More challenges loom in the immediate future, with increasing opportunities for banks that have the capabilities to take them. For example, the implementation of PSD2 in 2018 will create an API economy that that opens the industry still further. “Banks have distinct domain experience and competency in certain parts of the solution, but clients’ requirements are broader,” says Hazou. “In the future, banks will have distinct competencies in certain areas but they will need to be much more open as a platform and integrate other partners into the solution. They need to develop new products to tap new wallets, developing new business models in areas like pay-as-you-go and the internet of things.”

In addition, changes to the payments infrastructure in the US and Europe will mean banks need to transform their traditional on-premise, batch-driven payments processing to compete in a real-time payments environment. “Traditional bank data centres are not oriented to the 24x7x365 operation needed to process real-time payments,” says Hazou. “In addition, real-time payments are by and large an optional service and not a regulatory requirement. All banks are expected to adopt it, but without the ‘regulatory requirement’ marker that would make it a budget priority, banks will be looking for low-cost solutions to enable the service. The cloud is the perfect solution for that.”

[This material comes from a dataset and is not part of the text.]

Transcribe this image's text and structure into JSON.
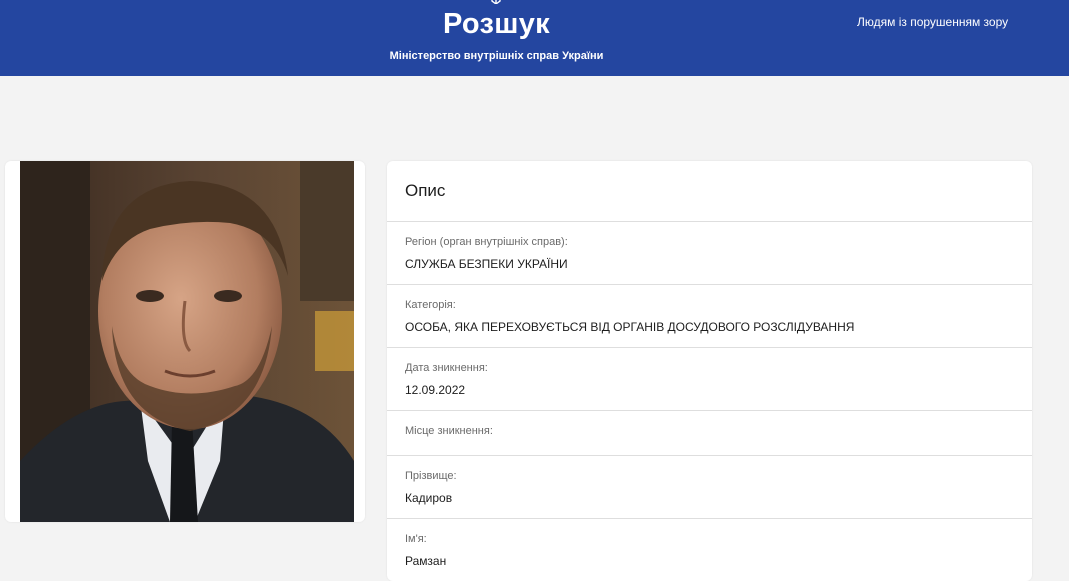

Microsoft has invested significantly in ensuring the financial services-ready cloud provides a secure platform for solutions to the challenges banks face, and it is working with new technologies such as blockchain to provide proofs of concept in areas such as trade finance and identity documentation. At Sibos, visitors will be able to explore the strategies and technologies to help them address their challenges.

Ultimately, Hazou says, each bank will use the technologies it needs to enable its own transformational journey. As a trusted partner on that journey, Microsoft’s focus is on enabling the business outcomes each bank requires. “It’s a matter of how these technologies coalesce into solutions for clients,” says Hazou. “Banks need to fundamentally consider what their business model should be going forward, given the changes in the financial services environment. Everybody has to find their own path based on their clients, their business, and the strategy of their bank. We have the technology that can help with that and the Microsoft Azure cloud is the platform that will facilitate it, enabling banks to create powerful solutions that will prepare them for tomorrow.”